Wednesday, July 13, 2011

July 13th

It was another early start this morning, only this time, for work - rather than practice.
Ben helped me construct an organisational chart for the business today.
Another tool to help me prioritise my time and ensure that I spend equal time building content for the website as well as tending the social networking aspect of the marketing, which seems to be dominating my time at the expense of everything else.

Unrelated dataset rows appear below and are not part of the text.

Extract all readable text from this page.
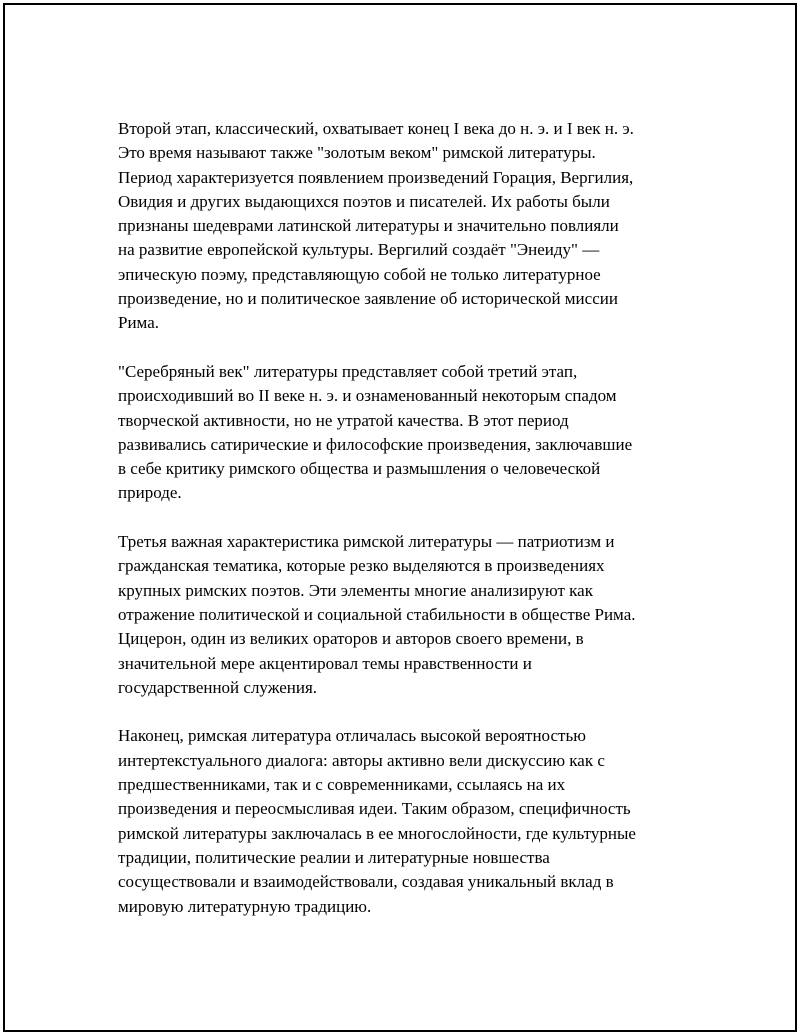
Второй этап, классический, охватывает конец I века до н. э. и I век н. э.
Это время называют также "золотым веком" римской литературы.
Период характеризуется появлением произведений Горация, Вергилия,
Овидия и других выдающихся поэтов и писателей. Их работы были
признаны шедеврами латинской литературы и значительно повлияли
на развитие европейской культуры. Вергилий создаёт "Энеиду" —
эпическую поэму, представляющую собой не только литературное
произведение, но и политическое заявление об исторической миссии
Рима.

"Серебряный век" литературы представляет собой третий этап,
происходивший во II веке н. э. и ознаменованный некоторым спадом
творческой активности, но не утратой качества. В этот период
развивались сатирические и философские произведения, заключавшие
в себе критику римского общества и размышления о человеческой
природе.

Третья важная характеристика римской литературы — патриотизм и
гражданская тематика, которые резко выделяются в произведениях
крупных римских поэтов. Эти элементы многие анализируют как
отражение политической и социальной стабильности в обществе Рима.
Цицерон, один из великих ораторов и авторов своего времени, в
значительной мере акцентировал темы нравственности и
государственной служения.

Наконец, римская литература отличалась высокой вероятностью
интертекстуального диалога: авторы активно вели дискуссию как с
предшественниками, так и с современниками, ссылаясь на их
произведения и переосмысливая идеи. Таким образом, специфичность
римской литературы заключалась в ее многослойности, где культурные
традиции, политические реалии и литературные новшества
сосуществовали и взаимодействовали, создавая уникальный вклад в
мировую литературную традицию.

A simple exercise, but so demonstrative in clarifying where I'm at, what roles represent the business and who's doing what.  Naturally, Ben and I are filling all roles at the moment.  But this chart of position hierarchy illuminates roles that could possibly be filled by others, as the business grows.
Very à la The E-Myth.

Have you read it?

A rule of business I learned many moons ago (heavens knows from where), was to start as you mean to go on.  In other words, put in place the structures you foresee your business needing in the future, right at the beginning.  Everyone starts small.  But if you plan small, you'll always stay small.  And if you don't stay small, you'll struggle to grow as fast as your business grows.  If you plan big, all your structures will be in place for when you do grow (which will be inevitable, as that is your intention *wink*).  So growing pains will be negligible.  That is one of the best things I took from this book.  Much wisdom in that one key.

So a bit of business followed by a 90 minute practice, followed by an afternoon of chillin' with my girl.  And now, a bit more business and then a bit of time with my man.  A perfectly balanced day, if I do say so, myself.  I might just be getting the hang of this.